HBase Read/Write Queues
HBase has the ability to split the queues that handle RPCs for writes (mutations) and reads. This is a huge help for OpenTSDB as massive queries will avoid impacting writes and vice-versa. See the HBase Book for various configuration options. Note that different HBase versions have different names for these properties.
Possible starting values are 50% or 60%. E.g. hbase.ipc.server.callqueue.read.share=0.60 or hbase.ipc.server.callqueue.read.ratio=0.60 depending on HBase version.
Also, tuning the call queue size and threads is important. With a large queue, the region server can possibly OOM (if there are a large number of writes backing up) and RPCs will be more likely to time out on the client side if they sit in the queue too long. The queue size is a factor of the number of handlers. Reducing the call queue size also helps to cause clients to throttle, particularly the AsyncHBase client. For HBase 1.3 a good setting may be hbase.ipc.server.max.callqueue.length=100 and hbase.ipc.server.read.threadpool.size=2. If you need to increase the threads, reduce the queue length as well.
Tuning the HBase cache is also important for queries as you want to avoid reading data off disk as much as possible (particularly if that disk is S3). Try using the offheap cache via hbase.bucketcache.combinedcache.enabled=true and hbase.bucketcache.ioengine=offheap. Give the offheap cache a good amount of RAM, e.g. hbase.bucketcache.size=4000 for 4GB of RAM. Since the most recent data is usually queried when reading time series, it's a good idea to populate the block cache on writes and use most of that space for the latest data. Try the following settings:
hbase.rs.cacheblocksonwrite=true hbase.rs.evictblocksonclose=false hfile.block.bloom.cacheonwrite=true hfile.block.index.cacheonwrite=true hbase.block.data.cachecompressed=true hbase.bucketcache.blockcache.single.percentage=.99 hbase.bucketcache.blockcache.multi.percentage=0 hbase.bucketcache.blockcache.memory.percentage=.01 hfile.block.cache.size=.054 #ignored but needs a value.
This will allocate the majority of the black cache for writes and cache it in memory.

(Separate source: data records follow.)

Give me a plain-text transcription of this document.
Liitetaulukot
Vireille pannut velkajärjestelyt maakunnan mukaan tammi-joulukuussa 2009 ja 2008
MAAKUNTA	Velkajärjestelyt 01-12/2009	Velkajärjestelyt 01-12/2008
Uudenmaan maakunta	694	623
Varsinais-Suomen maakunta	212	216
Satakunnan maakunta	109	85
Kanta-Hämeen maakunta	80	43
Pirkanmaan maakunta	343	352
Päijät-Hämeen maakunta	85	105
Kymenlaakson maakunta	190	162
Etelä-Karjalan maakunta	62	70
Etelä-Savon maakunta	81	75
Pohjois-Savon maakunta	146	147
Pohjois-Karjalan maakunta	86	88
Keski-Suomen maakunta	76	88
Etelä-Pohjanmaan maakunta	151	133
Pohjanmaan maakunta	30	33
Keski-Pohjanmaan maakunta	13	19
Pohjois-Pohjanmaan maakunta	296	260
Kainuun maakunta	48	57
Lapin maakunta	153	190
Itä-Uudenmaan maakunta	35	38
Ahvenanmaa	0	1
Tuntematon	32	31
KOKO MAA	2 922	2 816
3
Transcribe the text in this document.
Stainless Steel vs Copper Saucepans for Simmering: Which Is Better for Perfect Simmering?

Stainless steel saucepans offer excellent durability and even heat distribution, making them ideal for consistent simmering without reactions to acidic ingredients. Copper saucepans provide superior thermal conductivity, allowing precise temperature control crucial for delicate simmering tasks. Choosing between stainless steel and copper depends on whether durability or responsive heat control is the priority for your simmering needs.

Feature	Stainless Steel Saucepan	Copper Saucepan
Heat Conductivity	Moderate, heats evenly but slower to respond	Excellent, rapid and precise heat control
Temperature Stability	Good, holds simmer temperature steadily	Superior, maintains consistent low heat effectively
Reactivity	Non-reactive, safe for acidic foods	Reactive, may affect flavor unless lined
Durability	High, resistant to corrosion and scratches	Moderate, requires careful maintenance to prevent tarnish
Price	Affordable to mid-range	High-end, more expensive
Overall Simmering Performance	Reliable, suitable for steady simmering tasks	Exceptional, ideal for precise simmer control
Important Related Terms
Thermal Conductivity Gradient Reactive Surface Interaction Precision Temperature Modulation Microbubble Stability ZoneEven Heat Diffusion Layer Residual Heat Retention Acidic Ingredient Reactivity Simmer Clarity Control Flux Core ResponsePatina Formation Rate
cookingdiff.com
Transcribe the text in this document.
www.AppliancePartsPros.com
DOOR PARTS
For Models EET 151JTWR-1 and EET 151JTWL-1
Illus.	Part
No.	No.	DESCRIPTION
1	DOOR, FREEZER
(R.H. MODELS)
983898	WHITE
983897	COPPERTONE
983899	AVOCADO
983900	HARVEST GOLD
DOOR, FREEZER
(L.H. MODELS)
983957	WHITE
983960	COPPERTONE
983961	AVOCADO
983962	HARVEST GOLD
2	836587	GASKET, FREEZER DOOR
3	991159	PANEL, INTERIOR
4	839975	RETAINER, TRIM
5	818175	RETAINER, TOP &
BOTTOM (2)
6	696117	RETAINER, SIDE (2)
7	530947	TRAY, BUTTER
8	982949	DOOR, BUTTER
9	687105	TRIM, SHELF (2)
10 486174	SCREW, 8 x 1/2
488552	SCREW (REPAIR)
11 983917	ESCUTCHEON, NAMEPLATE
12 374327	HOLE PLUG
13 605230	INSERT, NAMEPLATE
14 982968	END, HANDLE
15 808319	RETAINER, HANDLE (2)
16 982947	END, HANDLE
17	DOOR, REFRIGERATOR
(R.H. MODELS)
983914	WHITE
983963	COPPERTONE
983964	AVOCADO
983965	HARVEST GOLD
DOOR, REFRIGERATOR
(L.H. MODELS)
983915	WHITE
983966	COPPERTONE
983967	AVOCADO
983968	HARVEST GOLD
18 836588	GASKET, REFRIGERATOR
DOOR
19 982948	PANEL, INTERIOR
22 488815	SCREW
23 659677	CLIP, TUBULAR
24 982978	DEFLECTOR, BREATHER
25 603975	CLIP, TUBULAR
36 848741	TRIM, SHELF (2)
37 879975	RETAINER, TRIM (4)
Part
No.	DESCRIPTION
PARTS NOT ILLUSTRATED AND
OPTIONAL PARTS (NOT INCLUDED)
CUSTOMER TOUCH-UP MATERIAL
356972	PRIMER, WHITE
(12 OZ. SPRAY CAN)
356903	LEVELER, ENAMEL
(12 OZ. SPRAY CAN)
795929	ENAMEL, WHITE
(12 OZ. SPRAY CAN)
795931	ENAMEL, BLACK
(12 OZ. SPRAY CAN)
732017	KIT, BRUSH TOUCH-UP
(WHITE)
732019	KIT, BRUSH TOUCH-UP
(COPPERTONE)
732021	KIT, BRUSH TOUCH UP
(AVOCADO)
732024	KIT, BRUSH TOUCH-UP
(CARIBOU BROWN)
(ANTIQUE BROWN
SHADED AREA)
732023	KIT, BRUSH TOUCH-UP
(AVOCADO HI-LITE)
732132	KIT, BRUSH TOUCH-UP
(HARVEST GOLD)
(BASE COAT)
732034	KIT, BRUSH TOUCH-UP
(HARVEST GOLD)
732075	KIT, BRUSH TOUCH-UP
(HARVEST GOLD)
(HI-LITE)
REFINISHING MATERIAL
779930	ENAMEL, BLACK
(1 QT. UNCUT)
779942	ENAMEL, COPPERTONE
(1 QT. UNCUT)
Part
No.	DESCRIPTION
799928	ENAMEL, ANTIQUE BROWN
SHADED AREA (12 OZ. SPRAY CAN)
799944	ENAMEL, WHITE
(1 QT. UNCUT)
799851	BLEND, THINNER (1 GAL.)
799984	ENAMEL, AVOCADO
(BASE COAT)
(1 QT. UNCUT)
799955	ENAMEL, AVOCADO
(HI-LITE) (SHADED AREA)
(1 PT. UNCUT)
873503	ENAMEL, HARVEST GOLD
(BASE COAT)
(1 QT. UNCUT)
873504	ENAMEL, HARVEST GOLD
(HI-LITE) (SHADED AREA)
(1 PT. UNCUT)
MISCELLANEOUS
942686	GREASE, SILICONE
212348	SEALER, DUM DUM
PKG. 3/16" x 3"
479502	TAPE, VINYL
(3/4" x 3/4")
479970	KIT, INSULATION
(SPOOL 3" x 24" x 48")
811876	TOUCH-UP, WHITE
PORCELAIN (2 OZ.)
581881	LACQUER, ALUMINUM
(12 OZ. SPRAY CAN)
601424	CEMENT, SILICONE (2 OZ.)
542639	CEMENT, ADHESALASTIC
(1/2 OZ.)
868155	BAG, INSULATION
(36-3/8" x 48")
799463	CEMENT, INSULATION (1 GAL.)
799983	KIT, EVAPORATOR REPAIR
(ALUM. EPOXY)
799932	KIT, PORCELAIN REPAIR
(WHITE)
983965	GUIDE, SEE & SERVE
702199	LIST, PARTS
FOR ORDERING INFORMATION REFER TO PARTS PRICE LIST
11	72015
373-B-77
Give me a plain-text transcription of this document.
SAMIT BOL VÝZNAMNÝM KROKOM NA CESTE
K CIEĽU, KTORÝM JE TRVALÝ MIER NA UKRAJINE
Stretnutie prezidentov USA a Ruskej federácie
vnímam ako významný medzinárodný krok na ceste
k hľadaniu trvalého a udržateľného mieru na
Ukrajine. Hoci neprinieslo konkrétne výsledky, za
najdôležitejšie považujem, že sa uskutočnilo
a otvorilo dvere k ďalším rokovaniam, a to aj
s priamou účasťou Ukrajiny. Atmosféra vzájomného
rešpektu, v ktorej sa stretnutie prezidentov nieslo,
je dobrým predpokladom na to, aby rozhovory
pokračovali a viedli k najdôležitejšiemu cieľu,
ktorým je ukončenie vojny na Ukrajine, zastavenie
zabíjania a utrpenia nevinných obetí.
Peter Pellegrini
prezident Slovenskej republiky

For the on-heap cache, you can try an allocation of:
hbase.lru.blockcache.single.percentage=.50 hbase.lru.blockcache.multi.percentage=.49 hbase.lru.blockcache.memory.percentage=.01
Compaction is the process of merging multiple stores on disk for a region into fewer files to reduce space and query times. You can tune the number of threads and thresholds for compaction to avoid using too many resources when the focus should be on writes.
hbase.hstore.compaction.ratio=1.2 hbase.regionserver.thread.compaction.large=2 hbase.regionserver.thread.compaction.small=6 hbase.regionserver.thread.compaction.throttle=524288000
For OpenTSDB we've observed that 10G regions are a good size for a large cluster hbase.hregion.max.filesize=10737418240.
Try flushing the mem store to disk (and cache) more often, particularly for heavy write loads. We've seen good behavior with 16MBs hbase.hregion.memstore.flush.size=16777216. Also try reducing the memstore size limit via hbase.regionserver.global.memstore.lowerLimit=.20 and hbase.regionserver.global.memstore.upperLimit=.30.